Steel does not have to be heated red hot to blue it. Commercial bluing, or blackening if you will, was long done to hardware screws and other parts. It was done in steam at 900F.
The idea is to get a fine-grained oxide scale that will not flake off.
Fundamentally, one gets this by heating the steel in an atmosphere with very little oxygen. Without trying to explain thermodynamics in which I am rather dumb, if the atmosphere is 100% steam at 900F there is enough oxygen available from that H2O to oxidize the steel slowly.
If you heat your barrel dull red out in the open, in mostly hot air, it will get a dull gray scale that tends to flake off. Ask your favorite blacksmith.

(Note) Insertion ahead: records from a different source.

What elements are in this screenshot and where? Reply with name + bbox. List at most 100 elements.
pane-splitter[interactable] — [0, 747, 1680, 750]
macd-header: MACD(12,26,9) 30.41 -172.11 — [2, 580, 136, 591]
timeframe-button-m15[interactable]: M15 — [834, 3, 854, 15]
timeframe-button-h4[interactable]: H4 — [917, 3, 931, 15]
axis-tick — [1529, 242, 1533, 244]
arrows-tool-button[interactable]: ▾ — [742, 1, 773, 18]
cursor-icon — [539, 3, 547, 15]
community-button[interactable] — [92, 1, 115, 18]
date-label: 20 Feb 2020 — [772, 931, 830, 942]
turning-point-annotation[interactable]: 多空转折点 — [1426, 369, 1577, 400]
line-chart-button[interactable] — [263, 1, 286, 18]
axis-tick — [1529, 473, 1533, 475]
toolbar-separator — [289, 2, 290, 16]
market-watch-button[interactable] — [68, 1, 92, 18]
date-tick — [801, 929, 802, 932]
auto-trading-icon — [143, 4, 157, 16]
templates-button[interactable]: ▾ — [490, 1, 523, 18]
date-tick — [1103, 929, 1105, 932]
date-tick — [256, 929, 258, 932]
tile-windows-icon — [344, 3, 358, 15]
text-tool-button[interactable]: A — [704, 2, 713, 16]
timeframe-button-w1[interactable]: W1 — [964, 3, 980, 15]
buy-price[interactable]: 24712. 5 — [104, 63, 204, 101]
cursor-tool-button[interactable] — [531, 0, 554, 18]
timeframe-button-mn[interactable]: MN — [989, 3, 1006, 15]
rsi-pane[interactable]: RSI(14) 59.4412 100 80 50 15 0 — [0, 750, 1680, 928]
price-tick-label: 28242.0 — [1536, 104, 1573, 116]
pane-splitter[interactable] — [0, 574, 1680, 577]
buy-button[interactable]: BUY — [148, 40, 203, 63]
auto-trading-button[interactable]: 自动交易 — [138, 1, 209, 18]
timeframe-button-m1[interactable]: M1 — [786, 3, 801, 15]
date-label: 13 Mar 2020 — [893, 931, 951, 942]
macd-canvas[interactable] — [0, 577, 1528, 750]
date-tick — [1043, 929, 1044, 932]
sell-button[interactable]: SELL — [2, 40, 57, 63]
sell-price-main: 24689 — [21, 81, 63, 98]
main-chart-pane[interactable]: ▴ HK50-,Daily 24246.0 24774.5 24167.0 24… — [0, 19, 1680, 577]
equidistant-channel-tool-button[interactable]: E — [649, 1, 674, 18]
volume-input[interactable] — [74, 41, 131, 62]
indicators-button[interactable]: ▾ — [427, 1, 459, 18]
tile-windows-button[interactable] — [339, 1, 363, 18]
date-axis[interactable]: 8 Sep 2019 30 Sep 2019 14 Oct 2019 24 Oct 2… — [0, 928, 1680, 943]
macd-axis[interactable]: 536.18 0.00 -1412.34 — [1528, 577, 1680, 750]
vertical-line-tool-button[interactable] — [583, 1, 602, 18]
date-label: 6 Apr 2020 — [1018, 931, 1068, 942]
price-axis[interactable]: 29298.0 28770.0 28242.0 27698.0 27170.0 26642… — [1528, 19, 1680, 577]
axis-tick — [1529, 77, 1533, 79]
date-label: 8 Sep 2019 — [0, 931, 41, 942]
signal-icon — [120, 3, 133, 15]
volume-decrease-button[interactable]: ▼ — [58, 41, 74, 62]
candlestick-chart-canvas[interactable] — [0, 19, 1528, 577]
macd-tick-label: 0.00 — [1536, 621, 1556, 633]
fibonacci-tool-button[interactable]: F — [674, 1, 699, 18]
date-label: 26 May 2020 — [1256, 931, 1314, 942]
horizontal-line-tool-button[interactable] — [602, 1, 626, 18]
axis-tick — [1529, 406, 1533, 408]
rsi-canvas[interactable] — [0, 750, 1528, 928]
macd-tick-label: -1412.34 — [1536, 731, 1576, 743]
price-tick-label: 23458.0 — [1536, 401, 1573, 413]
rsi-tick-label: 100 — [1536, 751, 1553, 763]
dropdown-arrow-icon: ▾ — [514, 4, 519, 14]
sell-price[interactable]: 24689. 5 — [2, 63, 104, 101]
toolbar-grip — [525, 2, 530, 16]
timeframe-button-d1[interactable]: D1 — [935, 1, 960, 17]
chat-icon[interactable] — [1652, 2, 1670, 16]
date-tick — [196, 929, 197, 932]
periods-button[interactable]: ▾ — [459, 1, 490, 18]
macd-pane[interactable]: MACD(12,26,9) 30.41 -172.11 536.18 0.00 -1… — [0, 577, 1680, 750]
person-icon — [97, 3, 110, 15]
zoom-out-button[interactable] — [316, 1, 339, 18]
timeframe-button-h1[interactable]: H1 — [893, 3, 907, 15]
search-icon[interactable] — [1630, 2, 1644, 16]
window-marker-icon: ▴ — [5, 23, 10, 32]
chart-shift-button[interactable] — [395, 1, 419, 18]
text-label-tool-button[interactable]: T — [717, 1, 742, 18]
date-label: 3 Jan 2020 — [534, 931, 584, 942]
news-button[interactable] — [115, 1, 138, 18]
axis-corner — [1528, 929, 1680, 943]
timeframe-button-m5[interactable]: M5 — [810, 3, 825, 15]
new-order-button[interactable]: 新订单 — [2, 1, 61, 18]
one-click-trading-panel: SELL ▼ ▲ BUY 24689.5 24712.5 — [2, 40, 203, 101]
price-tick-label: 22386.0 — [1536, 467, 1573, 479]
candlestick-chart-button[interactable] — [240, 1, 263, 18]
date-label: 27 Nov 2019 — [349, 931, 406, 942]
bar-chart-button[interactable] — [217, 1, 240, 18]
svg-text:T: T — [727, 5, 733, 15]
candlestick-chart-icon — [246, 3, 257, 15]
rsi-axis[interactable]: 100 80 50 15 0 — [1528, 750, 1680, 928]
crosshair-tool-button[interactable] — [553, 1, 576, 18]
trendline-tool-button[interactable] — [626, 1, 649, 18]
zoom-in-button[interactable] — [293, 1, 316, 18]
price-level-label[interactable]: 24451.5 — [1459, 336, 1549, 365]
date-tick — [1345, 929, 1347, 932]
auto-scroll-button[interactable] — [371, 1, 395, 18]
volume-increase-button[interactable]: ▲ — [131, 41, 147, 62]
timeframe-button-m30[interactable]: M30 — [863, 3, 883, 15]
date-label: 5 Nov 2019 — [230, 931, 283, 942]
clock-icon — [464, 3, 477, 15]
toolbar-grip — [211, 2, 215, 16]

So Mr. Brooks has a lot of CO in his trench with that hot barrel, and the scale forms slowly, is fine grained, and sticks.
Colt percussion revolvers were blued in some manner with hot charcoal and some really tough guys rubbing the steel with fish oil. They got the metal hot, in some atmosphere with a lot of carbon monoxide and little or no oxygen. I guess the fish oil ate up whatever oxygen there might have been.
The pretty "temper blue" that you get by heating maybe 550-600F is very thin, really it gets the blue because its thickness is similar to the wavelength of blue light. Guys who understand optics would call it an interference film, much like the colors from a little oil on tolp of water. It is not at all durable.
Time for a hamburger & 23oz of my favorite malt.